A fuel cell converts chemical energy into electrical energy, or vice versa. Reactions in a proton-exchange-membrane fuel cell require only water, electricity and the biomass-derived molecule.

The proton-exchange-membrane fuel cell consists of two “halves,” separated by the proton-exchange membrane, which looks somewhat like a thin sheet of plastic wrap. On one side-the anode side-there is a positive electrode coupled with a catalyst that facilitates the chemical reaction. The other side-the cathode-consists of a negative electrode and a catalyst.

To reduce biomass molecules into fuel, Huber’s team feeds water into the anode side and passes an electric current through the water to generate protons and electrons. The electrons run through a circuit and the protons pass through the proton-exchange membrane to the cathode side, where they generate hydrogen. The hydrogen reacts with the biomass molecule and reduces it to fuel, while oxygen exits the system.

Huber’s team demonstrated the biomass-to-biofuel reduction process in a continuous-flow reactor, which continuously and efficiently moves reactants through the system. Another advantage is that the process yields 50 percent more liquid fuel over ethanol fermentation processes.

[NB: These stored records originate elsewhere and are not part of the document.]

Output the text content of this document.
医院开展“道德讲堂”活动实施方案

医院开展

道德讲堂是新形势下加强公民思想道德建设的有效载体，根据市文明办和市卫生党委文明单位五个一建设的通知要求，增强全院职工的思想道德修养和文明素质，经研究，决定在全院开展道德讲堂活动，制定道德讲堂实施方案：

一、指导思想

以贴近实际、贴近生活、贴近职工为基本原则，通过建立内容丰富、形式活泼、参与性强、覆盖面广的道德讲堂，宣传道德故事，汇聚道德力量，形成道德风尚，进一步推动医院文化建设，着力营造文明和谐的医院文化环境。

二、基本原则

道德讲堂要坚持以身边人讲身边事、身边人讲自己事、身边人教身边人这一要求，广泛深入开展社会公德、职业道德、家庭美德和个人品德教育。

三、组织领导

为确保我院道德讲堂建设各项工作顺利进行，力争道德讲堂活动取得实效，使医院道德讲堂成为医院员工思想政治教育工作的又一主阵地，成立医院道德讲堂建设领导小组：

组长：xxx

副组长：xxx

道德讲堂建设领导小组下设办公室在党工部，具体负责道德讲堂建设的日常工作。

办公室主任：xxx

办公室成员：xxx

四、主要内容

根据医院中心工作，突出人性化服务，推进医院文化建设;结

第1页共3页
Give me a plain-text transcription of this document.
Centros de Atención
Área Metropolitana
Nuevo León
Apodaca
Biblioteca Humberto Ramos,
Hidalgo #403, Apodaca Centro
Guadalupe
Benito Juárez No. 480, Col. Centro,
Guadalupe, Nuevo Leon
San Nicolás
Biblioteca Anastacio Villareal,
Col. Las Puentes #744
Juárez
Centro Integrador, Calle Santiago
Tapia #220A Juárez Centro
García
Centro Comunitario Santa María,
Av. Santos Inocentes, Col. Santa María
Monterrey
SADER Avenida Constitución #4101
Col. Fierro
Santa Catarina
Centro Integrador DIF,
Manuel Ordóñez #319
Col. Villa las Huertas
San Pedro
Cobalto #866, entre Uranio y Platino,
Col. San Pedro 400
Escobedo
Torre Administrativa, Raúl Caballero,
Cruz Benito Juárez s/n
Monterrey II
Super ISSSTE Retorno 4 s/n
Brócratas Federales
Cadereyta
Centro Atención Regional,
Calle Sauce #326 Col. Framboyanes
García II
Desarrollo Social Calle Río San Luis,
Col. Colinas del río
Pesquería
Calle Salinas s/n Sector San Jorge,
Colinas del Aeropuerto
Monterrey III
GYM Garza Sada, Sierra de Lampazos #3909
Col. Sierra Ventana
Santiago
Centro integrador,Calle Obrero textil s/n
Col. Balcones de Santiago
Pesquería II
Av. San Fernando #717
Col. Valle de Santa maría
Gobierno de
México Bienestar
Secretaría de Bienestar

At the production level, the process also could be modular, says Huber. “This is potentially a scalable technology where you could make these proton-exchange-membrane-type reactors in the field, close to the biomass, and run them at night when you have cheap electricity,” he says.

In future work, Huber hopes to improve the catalysts and membranes in the fuel cell to make the process more efficient. And, while his team used acetone and a few other molecules as their proof of concept, one of Huber’s goals is to repeat the process with sugar. “With this approach, you could take water and glucose and run it through the fuel cell circuit to make hexane and oxygen,” he says.

Huber received support for the research from the University of Massachusetts Commercial Venture and Intellectual Property Technology Development Fund.